A woman from Greater Manchester has become a victim of an internet scam in which hackers hijack computer files and blackmail owners to get them back.
Helen Barrow feared she would lose coursework for her degree
Helen Barrow, a 40-year-old nurse from Rochdale, is believed to be one of the first victims of the con in the UK.
Criminals encrypt files with complex passwords, leaving a ransom note telling victims not to contact police.
Ms Barrow's note said that she would have to buy drugs from an online pharmacy to find out the password.
The new phenomenon, known as Ransomware, means victims cannot access any of the files stored in their My Documents folder.
Ms Barrow, from Littleborough, discovered her computer files had vanished and replaced by one 30-digit password-protected folder.
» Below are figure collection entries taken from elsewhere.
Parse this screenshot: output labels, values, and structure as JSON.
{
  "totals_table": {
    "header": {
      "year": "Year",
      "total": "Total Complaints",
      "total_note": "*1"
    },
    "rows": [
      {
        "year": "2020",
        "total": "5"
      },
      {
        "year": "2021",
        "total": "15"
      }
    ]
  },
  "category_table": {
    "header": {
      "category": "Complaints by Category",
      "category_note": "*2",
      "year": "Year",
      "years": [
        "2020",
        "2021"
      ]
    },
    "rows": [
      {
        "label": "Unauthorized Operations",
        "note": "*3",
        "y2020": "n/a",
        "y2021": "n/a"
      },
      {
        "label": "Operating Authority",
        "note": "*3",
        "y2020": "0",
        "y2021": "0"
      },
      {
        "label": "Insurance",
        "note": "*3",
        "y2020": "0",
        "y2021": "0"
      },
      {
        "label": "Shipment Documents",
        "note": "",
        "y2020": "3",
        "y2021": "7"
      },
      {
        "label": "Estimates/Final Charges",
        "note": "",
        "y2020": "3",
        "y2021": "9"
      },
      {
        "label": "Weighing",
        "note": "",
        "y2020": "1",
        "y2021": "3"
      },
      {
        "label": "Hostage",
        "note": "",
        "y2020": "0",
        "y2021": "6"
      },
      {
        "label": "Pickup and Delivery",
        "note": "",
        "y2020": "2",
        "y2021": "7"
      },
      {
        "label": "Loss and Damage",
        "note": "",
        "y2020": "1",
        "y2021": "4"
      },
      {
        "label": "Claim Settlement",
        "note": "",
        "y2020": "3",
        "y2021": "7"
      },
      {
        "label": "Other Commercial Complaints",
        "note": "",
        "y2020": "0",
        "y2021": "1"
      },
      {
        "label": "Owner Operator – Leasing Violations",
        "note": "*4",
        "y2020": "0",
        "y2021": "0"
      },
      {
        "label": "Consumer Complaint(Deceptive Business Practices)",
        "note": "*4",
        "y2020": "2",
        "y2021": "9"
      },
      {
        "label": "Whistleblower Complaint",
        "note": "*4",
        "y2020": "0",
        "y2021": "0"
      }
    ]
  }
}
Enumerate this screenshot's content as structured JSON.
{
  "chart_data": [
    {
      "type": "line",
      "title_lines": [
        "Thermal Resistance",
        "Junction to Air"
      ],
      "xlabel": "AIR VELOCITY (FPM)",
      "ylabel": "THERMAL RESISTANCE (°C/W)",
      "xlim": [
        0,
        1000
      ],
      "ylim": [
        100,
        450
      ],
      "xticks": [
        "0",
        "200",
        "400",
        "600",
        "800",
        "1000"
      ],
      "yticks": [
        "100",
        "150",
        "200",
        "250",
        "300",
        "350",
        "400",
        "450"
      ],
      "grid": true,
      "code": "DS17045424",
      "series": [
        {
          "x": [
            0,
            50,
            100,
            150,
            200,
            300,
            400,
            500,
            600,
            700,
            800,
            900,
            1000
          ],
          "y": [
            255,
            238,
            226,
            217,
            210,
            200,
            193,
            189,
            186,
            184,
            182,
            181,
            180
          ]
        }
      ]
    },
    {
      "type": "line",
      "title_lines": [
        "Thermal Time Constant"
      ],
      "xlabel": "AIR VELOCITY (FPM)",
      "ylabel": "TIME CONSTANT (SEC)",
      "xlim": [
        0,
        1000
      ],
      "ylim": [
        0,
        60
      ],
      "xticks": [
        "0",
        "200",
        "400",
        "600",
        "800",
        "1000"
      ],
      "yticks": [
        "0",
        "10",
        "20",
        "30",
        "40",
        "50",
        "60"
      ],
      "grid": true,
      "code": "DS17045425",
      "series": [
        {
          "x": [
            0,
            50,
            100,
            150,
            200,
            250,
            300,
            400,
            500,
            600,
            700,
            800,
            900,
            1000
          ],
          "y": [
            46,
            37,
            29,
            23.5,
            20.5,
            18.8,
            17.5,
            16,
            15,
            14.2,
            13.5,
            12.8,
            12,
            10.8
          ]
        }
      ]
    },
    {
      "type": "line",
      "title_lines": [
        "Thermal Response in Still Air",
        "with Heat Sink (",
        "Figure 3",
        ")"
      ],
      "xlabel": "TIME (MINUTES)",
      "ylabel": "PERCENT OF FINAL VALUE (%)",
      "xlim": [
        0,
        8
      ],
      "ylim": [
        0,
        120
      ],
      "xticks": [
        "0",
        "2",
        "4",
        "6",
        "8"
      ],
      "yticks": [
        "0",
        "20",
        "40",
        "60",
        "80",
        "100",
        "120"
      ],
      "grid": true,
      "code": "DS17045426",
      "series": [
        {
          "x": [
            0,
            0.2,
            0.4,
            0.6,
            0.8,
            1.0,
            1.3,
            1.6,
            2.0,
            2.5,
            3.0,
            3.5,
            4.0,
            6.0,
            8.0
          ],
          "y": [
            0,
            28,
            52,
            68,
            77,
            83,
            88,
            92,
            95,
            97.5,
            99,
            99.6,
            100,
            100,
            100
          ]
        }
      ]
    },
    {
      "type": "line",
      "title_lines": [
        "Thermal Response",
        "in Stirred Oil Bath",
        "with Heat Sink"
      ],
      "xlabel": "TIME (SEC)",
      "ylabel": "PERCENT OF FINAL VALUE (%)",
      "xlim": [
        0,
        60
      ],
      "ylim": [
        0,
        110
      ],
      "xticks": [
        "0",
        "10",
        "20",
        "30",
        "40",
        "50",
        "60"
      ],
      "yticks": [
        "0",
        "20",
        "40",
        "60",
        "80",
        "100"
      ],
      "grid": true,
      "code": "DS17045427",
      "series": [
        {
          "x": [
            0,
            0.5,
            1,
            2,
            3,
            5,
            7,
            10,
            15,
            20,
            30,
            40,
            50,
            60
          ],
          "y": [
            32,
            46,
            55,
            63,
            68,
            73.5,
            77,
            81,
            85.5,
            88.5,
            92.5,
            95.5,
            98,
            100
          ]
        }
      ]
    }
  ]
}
She also found a new file named "instructions how to get your files back".
Ms Barrow contacted police and an IT expert who managed to recover some of her files, which included coursework for her nursing degree.
The senior sister said: "When I realised what had happened, I just felt sick to the core.
"I was in shock.
"It was a horrible feeling and I thought I was going to lose all of my work.
The hackers left instructions on how to retrieve the files
"I had lots of family photographs and personal letters on the computer and to think that other people could have been looking at them was awful."
A message had appeared on her computer screen telling her she had contracted an unnamed virus.
It is thought the message was part of the scam and she inadvertently downloaded it.
The virus is known as Archiveus and victims are told to buy pharmaceutical drugs from an internet chemist thought to be based in Russia.
A Greater Manchester Police spokesman said: "Our High Tech Crime Unit is aware of this new type of crime and incidents of this kind could increase in future."